Non-reversible parallel tempering (NRPT) is an effective algorithm for sampling from target distributions with complex geometry, such as those arising from posterior distributions of weakly identifiable and high-dimensional Bayesian models. In this work we establish the uniform (geometric) ergodicity of NRPT under a model of efficient local exploration. The uniform ergodicity log rates are inversely proportional to an easily-estimable divergence, the global communication barrier (GCB), which was recently introduced in the literature. We obtain analogous ergodicity results for classical reversible parallel tempering, providing new evidence that NRPT dominates its reversible counterpart. Our results are based on an analysis of the hitting time of a continuous-time persistent random walk, which is also of independent interest.

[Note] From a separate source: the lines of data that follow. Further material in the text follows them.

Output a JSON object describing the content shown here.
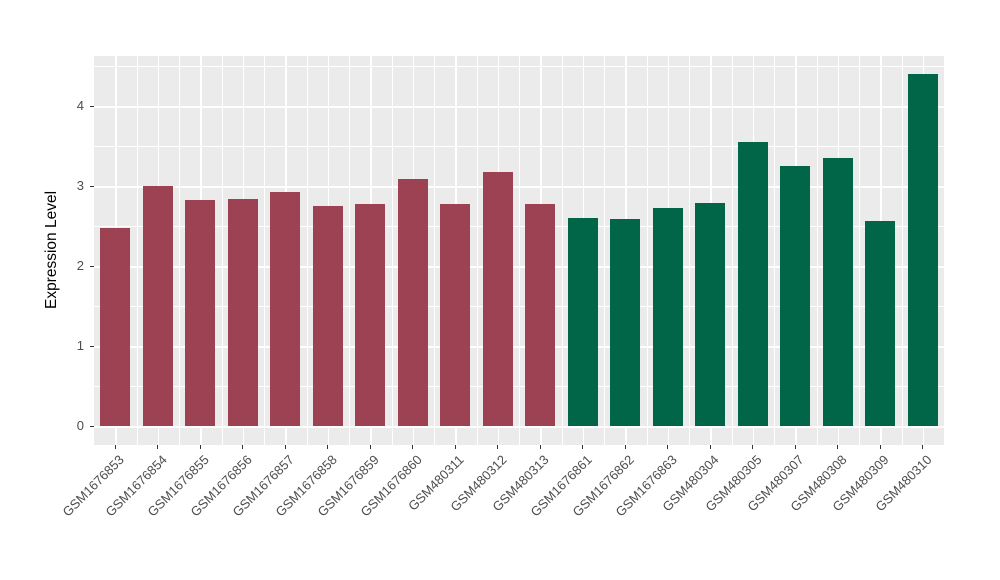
{
  "figure": {
    "background_color": "#FFFFFF"
  },
  "chart_data": {
    "type": "bar",
    "title": "",
    "xlabel": "",
    "ylabel": "Expression Level",
    "ylim": [
      0,
      4.62
    ],
    "yticks": [
      0,
      1,
      2,
      3,
      4
    ],
    "grid": "major and minor white gridlines on gray panel",
    "legend_position": "none",
    "panel_bg_color": "#EBEBEB",
    "grid_color": "#FFFFFF",
    "axis_text_color": "#4D4D4D",
    "group_colors": {
      "left_group_maroon": "#9C4252",
      "right_group_green": "#006647"
    },
    "categories": [
      "GSM1676853",
      "GSM1676854",
      "GSM1676855",
      "GSM1676856",
      "GSM1676857",
      "GSM1676858",
      "GSM1676859",
      "GSM1676860",
      "GSM480311",
      "GSM480312",
      "GSM480313",
      "GSM1676861",
      "GSM1676862",
      "GSM1676863",
      "GSM480304",
      "GSM480305",
      "GSM480307",
      "GSM480308",
      "GSM480309",
      "GSM480310"
    ],
    "values": [
      2.47,
      3.0,
      2.83,
      2.84,
      2.92,
      2.75,
      2.77,
      3.09,
      2.78,
      3.18,
      2.77,
      2.6,
      2.59,
      2.72,
      2.79,
      3.55,
      3.25,
      3.35,
      2.56,
      4.4
    ],
    "bar_colors": [
      "#9C4252",
      "#9C4252",
      "#9C4252",
      "#9C4252",
      "#9C4252",
      "#9C4252",
      "#9C4252",
      "#9C4252",
      "#9C4252",
      "#9C4252",
      "#9C4252",
      "#006647",
      "#006647",
      "#006647",
      "#006647",
      "#006647",
      "#006647",
      "#006647",
      "#006647",
      "#006647"
    ]
  }
}
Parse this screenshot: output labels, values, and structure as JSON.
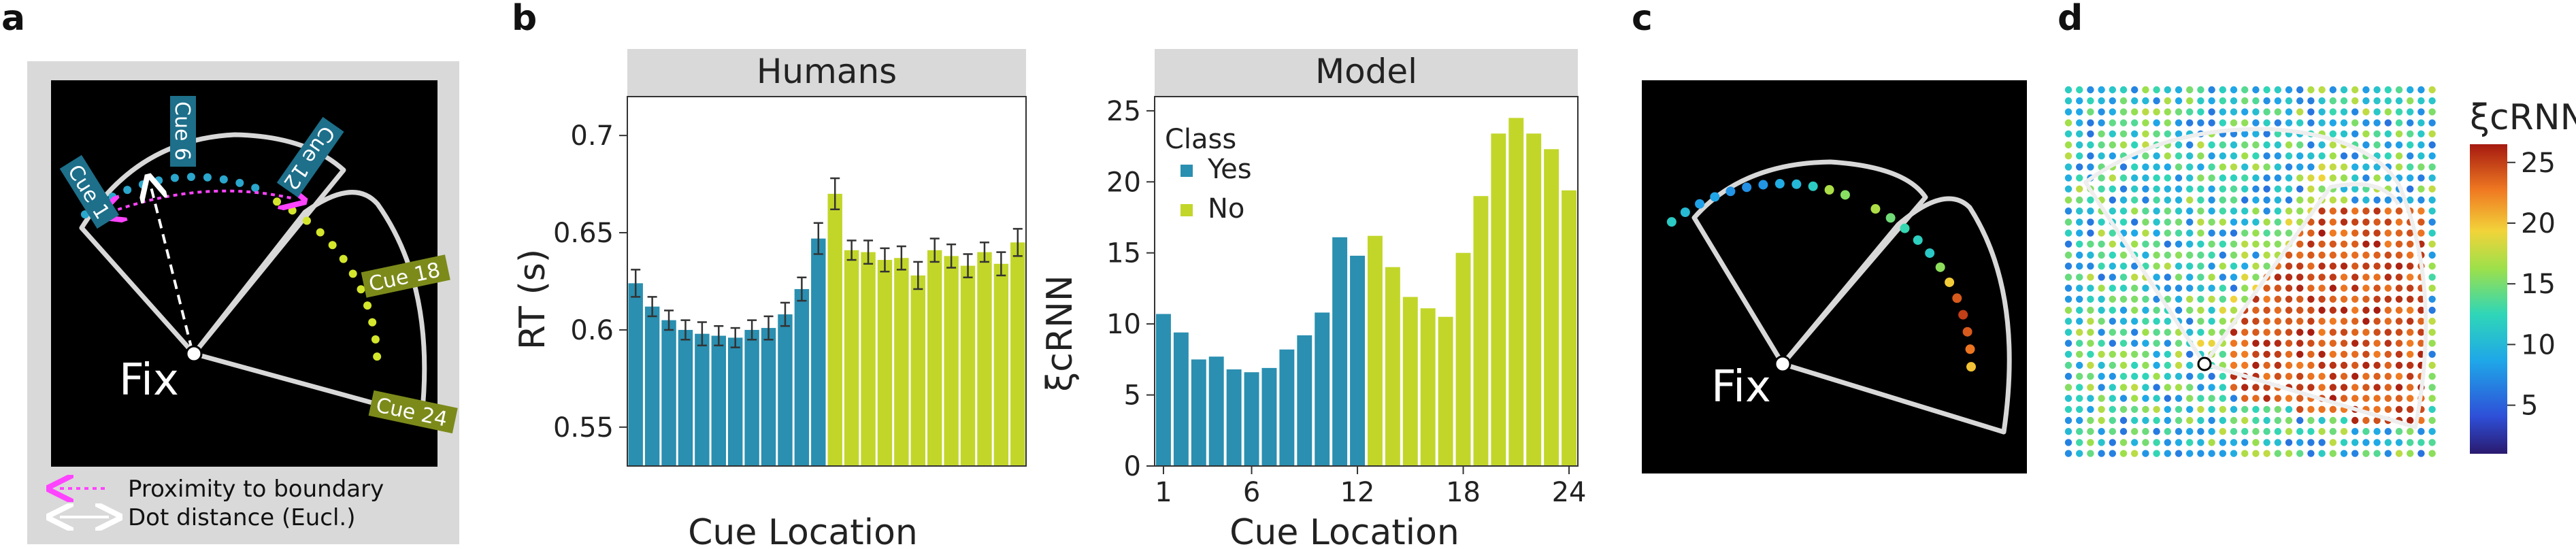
{
  "panels": {
    "a": {
      "letter": "a",
      "fix_label": "Fix",
      "cue_labels": [
        "Cue 1",
        "Cue 6",
        "Cue 12",
        "Cue 18",
        "Cue 24"
      ],
      "key": {
        "proximity": "Proximity to boundary",
        "distance": "Dot distance (Eucl.)"
      }
    },
    "b": {
      "letter": "b"
    },
    "c": {
      "letter": "c",
      "fix_label": "Fix"
    },
    "d": {
      "letter": "d",
      "colorbar_label": "ξcRNN",
      "colorbar_ticks": [
        "5",
        "10",
        "15",
        "20",
        "25"
      ]
    }
  },
  "colors": {
    "yes": "#2a8fb0",
    "no": "#c2d62a",
    "facet_bg": "#d9d9d9",
    "frame_bg": "#d9d9d9"
  },
  "chart_data": [
    {
      "type": "bar",
      "panel": "b-left",
      "title": "Humans",
      "xlabel": "Cue Location",
      "ylabel": "RT (s)",
      "ylim": [
        0.53,
        0.72
      ],
      "yticks": [
        "0.55",
        "0.6",
        "0.65",
        "0.7"
      ],
      "categories": [
        1,
        2,
        3,
        4,
        5,
        6,
        7,
        8,
        9,
        10,
        11,
        12,
        13,
        14,
        15,
        16,
        17,
        18,
        19,
        20,
        21,
        22,
        23,
        24
      ],
      "values": [
        0.624,
        0.612,
        0.605,
        0.6,
        0.598,
        0.597,
        0.596,
        0.6,
        0.601,
        0.608,
        0.621,
        0.647,
        0.67,
        0.641,
        0.64,
        0.636,
        0.637,
        0.628,
        0.641,
        0.638,
        0.633,
        0.64,
        0.634,
        0.645
      ],
      "errors": [
        0.007,
        0.005,
        0.005,
        0.005,
        0.006,
        0.005,
        0.005,
        0.005,
        0.006,
        0.006,
        0.006,
        0.008,
        0.008,
        0.005,
        0.006,
        0.006,
        0.006,
        0.007,
        0.006,
        0.006,
        0.006,
        0.005,
        0.006,
        0.007
      ],
      "class": [
        "Yes",
        "Yes",
        "Yes",
        "Yes",
        "Yes",
        "Yes",
        "Yes",
        "Yes",
        "Yes",
        "Yes",
        "Yes",
        "Yes",
        "No",
        "No",
        "No",
        "No",
        "No",
        "No",
        "No",
        "No",
        "No",
        "No",
        "No",
        "No"
      ]
    },
    {
      "type": "bar",
      "panel": "b-right",
      "title": "Model",
      "xlabel": "Cue Location",
      "ylabel": "ξcRNN",
      "ylim": [
        0,
        26
      ],
      "yticks": [
        "0",
        "5",
        "10",
        "15",
        "20",
        "25"
      ],
      "xticks": [
        "1",
        "6",
        "12",
        "18",
        "24"
      ],
      "categories": [
        1,
        2,
        3,
        4,
        5,
        6,
        7,
        8,
        9,
        10,
        11,
        12,
        13,
        14,
        15,
        16,
        17,
        18,
        19,
        20,
        21,
        22,
        23,
        24
      ],
      "values": [
        10.7,
        9.4,
        7.5,
        7.7,
        6.8,
        6.6,
        6.9,
        8.2,
        9.2,
        10.8,
        16.1,
        14.8,
        16.2,
        14.0,
        11.9,
        11.1,
        10.5,
        15.0,
        19.0,
        23.4,
        24.5,
        23.4,
        22.3,
        19.4
      ],
      "class": [
        "Yes",
        "Yes",
        "Yes",
        "Yes",
        "Yes",
        "Yes",
        "Yes",
        "Yes",
        "Yes",
        "Yes",
        "Yes",
        "Yes",
        "No",
        "No",
        "No",
        "No",
        "No",
        "No",
        "No",
        "No",
        "No",
        "No",
        "No",
        "No"
      ],
      "legend": {
        "title": "Class",
        "entries": [
          "Yes",
          "No"
        ],
        "position": "top-left"
      }
    }
  ]
}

The rates that we obtain reflect real experiments well for distributions where global exploration is not possible without parallel tempering.

翻译：不可逆平行回火算法（NRPT）是一种从具有复杂几何结构的目标分布（例如弱可识别高维贝叶斯模型的后验分布）中进行采样的有效算法。本文在高效局部探索模型下，证明了NRPT的一致（几何）遍历性。该一致遍历性的对数速率与易于估计的散度——即近期文献中提出的全局通信屏障（GCB）——成反比。我们进一步获得了经典可逆平行回火算法的类似遍历性结果，为NRPT优于其可逆对应方法提供了新证据。我们的研究基于对连续时间持续随机游走击中时间的分析，这一分析本身亦具有独立价值。对于无法通过平行回火实现全局探索的分布，所得速率能较好地反映实际实验表现。